Because of different acuity levels, quarter hour reimbursement rates depend on the person an agency is supporting.  As an example we will use $1.80 as the average reimbursement rate for .25 hours of service across the many different individuals an agency serves through Day and Employment programs.  If we look at a modest program of 30 individuals, paying for services and supports each day, we can quickly see the loss of revenue these new rules create.

1.80 (average quarter hour rate) *  (the difference in 15 minute units between 6.25 hours (daily rate) and the actual 5 hours of programming) * 30 (individuals) =

1.80*5*30 = $270 each day

Now we take that daily reduction out over an average of 200 days for a given year.  The result is a $54,000 decrease in revenue.

Modifiers To The Rescue

The state, I believe, is attempting to repurpose those dollars by incorporating new services, as well as billing modifiers that will increase certain services based on health care needs (behavioral and physical) as well as to incentivize agencies to support smaller groups of individuals in community integrated settings.

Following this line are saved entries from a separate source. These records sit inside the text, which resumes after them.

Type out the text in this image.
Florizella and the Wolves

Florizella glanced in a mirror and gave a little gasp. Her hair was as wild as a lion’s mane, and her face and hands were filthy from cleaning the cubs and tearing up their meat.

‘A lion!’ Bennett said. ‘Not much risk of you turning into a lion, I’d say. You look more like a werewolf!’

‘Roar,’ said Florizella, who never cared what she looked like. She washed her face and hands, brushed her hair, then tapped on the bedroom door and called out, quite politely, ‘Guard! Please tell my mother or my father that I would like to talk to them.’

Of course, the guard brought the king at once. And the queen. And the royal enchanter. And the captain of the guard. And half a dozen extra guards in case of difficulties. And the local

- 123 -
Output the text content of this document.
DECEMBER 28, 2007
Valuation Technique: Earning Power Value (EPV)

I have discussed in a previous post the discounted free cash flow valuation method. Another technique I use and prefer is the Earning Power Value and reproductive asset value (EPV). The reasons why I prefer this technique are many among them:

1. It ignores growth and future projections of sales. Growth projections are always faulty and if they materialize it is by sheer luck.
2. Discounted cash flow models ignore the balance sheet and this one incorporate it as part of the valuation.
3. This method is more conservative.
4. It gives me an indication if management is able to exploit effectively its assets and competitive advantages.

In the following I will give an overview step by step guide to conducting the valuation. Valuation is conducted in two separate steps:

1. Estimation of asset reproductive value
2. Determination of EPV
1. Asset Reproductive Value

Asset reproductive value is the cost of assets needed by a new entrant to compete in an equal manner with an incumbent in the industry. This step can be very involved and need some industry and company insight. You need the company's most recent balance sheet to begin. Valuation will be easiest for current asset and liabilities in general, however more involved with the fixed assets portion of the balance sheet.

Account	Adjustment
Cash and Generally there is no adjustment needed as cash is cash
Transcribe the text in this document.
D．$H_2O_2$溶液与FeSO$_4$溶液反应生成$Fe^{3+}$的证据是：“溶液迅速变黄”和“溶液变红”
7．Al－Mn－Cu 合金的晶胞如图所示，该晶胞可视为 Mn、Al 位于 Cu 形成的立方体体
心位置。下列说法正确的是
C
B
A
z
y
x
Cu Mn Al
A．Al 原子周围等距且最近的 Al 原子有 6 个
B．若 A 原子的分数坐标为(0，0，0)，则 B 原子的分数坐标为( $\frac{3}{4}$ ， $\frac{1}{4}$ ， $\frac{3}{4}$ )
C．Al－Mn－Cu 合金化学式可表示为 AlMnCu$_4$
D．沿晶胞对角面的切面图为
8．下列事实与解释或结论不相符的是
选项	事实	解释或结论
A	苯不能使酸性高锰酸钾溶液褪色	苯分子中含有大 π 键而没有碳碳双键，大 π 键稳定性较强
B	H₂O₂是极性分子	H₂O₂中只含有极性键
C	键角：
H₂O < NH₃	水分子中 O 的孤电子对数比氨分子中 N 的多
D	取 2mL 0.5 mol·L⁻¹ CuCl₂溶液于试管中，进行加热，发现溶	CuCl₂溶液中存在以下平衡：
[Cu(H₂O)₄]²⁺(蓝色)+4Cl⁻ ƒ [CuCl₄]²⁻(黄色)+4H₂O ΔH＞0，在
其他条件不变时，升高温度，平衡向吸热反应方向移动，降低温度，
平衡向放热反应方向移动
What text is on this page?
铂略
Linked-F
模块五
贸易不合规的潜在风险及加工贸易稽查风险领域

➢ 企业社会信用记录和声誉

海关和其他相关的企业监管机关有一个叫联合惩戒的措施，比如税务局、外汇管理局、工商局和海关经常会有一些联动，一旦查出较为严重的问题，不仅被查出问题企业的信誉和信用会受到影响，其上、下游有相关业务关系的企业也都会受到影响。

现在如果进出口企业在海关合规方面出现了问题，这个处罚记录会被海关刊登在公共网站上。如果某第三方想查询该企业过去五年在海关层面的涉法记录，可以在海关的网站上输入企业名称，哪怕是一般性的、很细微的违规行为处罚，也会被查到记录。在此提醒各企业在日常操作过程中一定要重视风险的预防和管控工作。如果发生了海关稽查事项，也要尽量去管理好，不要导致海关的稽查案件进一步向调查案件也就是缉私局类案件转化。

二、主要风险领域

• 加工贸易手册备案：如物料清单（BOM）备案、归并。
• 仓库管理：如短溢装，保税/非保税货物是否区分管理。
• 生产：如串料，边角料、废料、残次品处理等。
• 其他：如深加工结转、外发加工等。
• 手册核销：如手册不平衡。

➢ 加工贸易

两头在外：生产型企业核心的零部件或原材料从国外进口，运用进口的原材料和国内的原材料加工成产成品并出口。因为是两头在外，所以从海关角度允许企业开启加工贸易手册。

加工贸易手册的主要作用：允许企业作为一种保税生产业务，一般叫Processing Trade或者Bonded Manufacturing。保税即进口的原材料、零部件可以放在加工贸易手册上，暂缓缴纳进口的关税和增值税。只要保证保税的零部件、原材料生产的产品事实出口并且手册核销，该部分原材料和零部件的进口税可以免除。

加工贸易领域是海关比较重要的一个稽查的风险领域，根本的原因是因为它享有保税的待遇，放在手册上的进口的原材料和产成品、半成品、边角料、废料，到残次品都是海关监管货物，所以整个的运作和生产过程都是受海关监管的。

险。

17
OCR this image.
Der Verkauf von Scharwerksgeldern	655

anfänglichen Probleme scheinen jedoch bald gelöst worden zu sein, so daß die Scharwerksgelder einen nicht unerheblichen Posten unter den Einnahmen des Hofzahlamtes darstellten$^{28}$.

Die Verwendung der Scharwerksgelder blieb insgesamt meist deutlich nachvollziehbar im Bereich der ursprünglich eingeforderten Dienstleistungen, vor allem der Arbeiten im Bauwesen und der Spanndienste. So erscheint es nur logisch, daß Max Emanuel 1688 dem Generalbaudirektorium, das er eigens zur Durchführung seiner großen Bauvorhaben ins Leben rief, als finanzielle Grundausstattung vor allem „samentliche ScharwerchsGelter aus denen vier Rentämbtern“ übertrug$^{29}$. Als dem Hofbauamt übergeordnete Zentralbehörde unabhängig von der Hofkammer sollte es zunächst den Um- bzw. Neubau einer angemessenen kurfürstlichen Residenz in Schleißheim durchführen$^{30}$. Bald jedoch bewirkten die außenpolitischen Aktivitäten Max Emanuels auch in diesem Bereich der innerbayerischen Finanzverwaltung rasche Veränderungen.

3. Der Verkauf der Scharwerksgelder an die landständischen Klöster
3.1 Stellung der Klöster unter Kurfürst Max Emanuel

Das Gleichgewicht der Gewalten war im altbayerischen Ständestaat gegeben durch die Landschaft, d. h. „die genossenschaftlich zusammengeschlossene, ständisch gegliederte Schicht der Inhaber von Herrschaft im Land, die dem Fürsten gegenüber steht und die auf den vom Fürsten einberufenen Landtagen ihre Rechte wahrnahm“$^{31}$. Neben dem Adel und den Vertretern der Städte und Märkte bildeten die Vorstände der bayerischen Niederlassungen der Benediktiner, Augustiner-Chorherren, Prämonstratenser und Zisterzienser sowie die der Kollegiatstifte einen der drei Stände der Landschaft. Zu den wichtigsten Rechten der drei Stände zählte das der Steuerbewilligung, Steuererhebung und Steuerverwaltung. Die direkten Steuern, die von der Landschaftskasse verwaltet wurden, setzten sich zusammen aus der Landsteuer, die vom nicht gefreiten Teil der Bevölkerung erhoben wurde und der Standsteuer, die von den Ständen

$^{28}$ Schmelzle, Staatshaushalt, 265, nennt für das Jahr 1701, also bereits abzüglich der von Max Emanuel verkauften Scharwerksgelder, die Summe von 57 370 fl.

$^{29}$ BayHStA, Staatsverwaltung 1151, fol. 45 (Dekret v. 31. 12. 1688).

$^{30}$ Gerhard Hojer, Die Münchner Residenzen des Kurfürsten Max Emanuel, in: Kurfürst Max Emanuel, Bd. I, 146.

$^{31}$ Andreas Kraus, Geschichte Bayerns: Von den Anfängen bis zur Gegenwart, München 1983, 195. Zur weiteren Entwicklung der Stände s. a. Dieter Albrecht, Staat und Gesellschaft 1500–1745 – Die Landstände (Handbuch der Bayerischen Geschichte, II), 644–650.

Key DODD Rule Changes: Fiscal and Program Impact

  • No more Daily Rates.  Billing gets more complex as providers must itemize their services for a person between day and employment services.
  • No more segregated settings for employment.  Only locations where the individual interacts with persons without disabilities to the same extent as employees who are not receiving services  (Not enclave, Not Mobile Work Crews).
  • Vocational Habilitation is not required to be provided in the community, but the services are expected to occur over a defined period of time, with specific outcomes defined within the ISP, with the ultimate goal being community based employment.
  • We need to find out quickly where to find “department administered program instruction”, or community modifiers don’t apply.
  • Ratios no longer apply, in a rigid mathematical sense, but health and safety is your responsibility.
  • OOD Certification is necessary to assure bridging systems can occur, and is intended.
  • Have a consistent Person Centered Planning methodology for staff to implement and follow.   Everything starts at the beginning.

With less than 6 months to go before new rules are expected to take effect, agencies need to do the heavy lifting associated with generating new fiscal and program models and determine how or if they move forward with implementation.